Las imágenes porno muestran la mera vida expuesta. El porno es la antípoda del Eros. Aniquila la sexualidad misma. Bajo este aspecto es incluso más eficaz que a moral: “La sexualidad no se desvanece en la sublimación, la represión y la moral, se desvanece con mucho mayor seguridad en lo más sexual que el sexo: el porno”.[1] Lo pornográfico recibe su fuerza de atracción de la “anticipación del sexo muerto en la sexualidad viva”. Lo obsceno en el porno no consiste en un exceso de sexo, sino en que allí no hay sexo. La sexualidad hoy no está amenazada por aquella “razón pura” que, adversa al placer, evita el sexo por ser algo “sucio”,[2] sino por la pornografía. Lo pornográfico no es el sexo en el espacio virtual. Incluso el sexo real adquiere hoy una modalidad porno.
La transformación del mundo en porno se realiza como su profanación. Esta transformación profana el erotismo. fana el erotismo. El “Elogio de la profanación” de Agamben desconoce este proceso social. La “profanación” significa el restablecimiento del uso de las cosas que, por la consagración (sacrare), quedan reservadas a los dioses y, con ello, se sustraen al uso general. Practica una negligencia consciente en relación con las cosas separadas.[3] Agamben parte de la tesis de la secularización, según la cual toda forma de separación conserva en sí un núcleo genuinamente religioso. Así, el museo representa una forma secularizada del templo, pues también dentro del museo las cosas, por la separación, están sustraídas al uso libre. Y el turismo es, para Agamben, una forma secularizada de la peregrinación. Según este autor, los peregrinos, que recorrían el país pasando de un santuario a otro, se corresponden hoy con los turistas, que viajan sin cesar a través de un mundo que se ha convertido en museo.
Agamben contrapone la secularización a la profanación. Las cosas separadas han de hacerse de nuevo accesibles al uso libre. Ahora bien, los ejemplos de profanación que aduce Agamben son pobres e incluso resultan sorprendentes:
“¿Qué querría decir profanar la defecación? No ya reencontrar una pretendida naturalidad, ni simplemente gozar de ello en forma de trasgresión perversa (que es sin embargo mejor que nada). Se trata, en cambio, de alcanzar arqueológicamente la defecación como campo de tensiones polares entre la naturaleza y la cultura, lo privado y lo público, lo singular y lo común. Es decir: aprender un nuevo uso de las heces, como los niños intentaban hacerlo a su manera, antes de que intervinieran la represión y la separación”.[4]
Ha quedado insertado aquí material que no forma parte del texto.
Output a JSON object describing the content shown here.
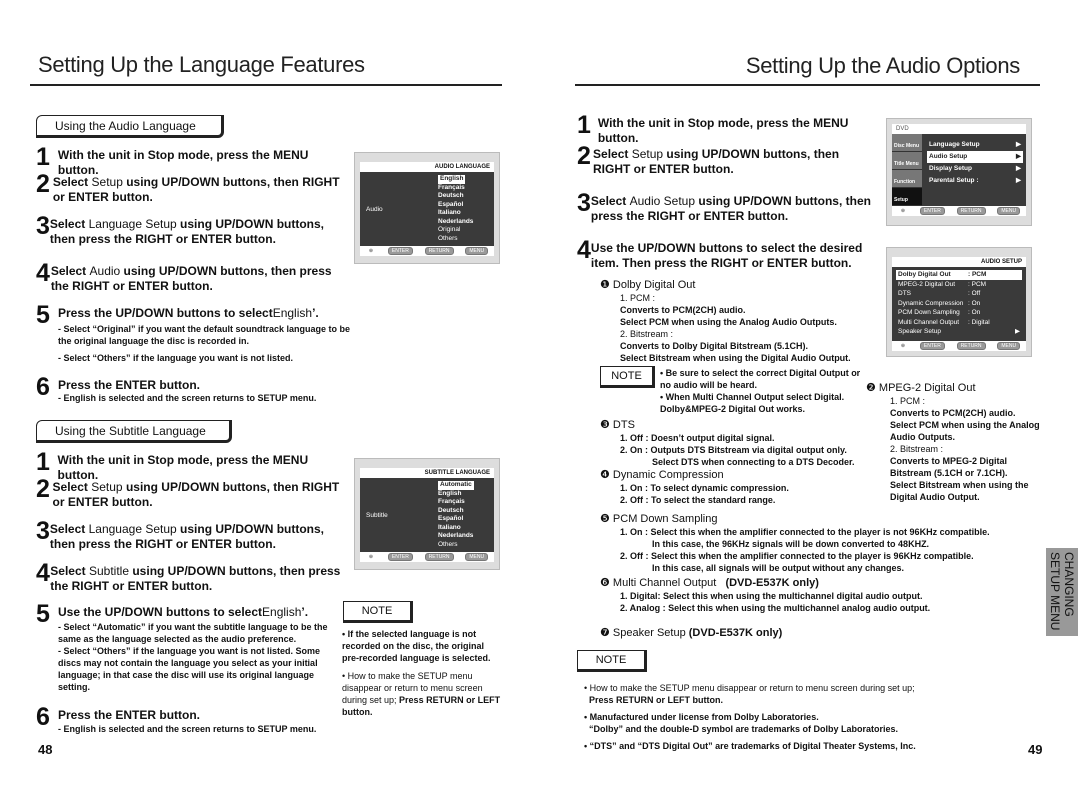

El libertino de Sade, que come excrementos de una dama, sin duda practica el erotismo como transgresión en el sentido de Bataille. Pero ¿cómo profanar la defecación más allá de la transgresión y la renaturalización? La “profanación” ha de suprimir la represión a la que el dispositivo teológico o moral somete las cosas. El ejemplo de Agamben para la profanación en la naturaleza es el gato que juega con el ovillo de lana:
“El gato que juega con el ovillo como si fuera un ratón —exactamente como el niño juega con antiguos símbolos religiosos o con objetos que pertenecieron a la es- fera económica— usa conscientemente en el vado los comportamientos pro- pios de la actividad predatoria. Estos no son borrados, sino que, gracias a la sustitución del ratón por el ovillo, [...] son desactivados y, de este modo, se los abre a un nuevo, posible uso”. [5]
Agamben supone en todo fin una coacción, de la que la profanación ha de liberar las cosas para hacerlas un puro “medio sin fin”.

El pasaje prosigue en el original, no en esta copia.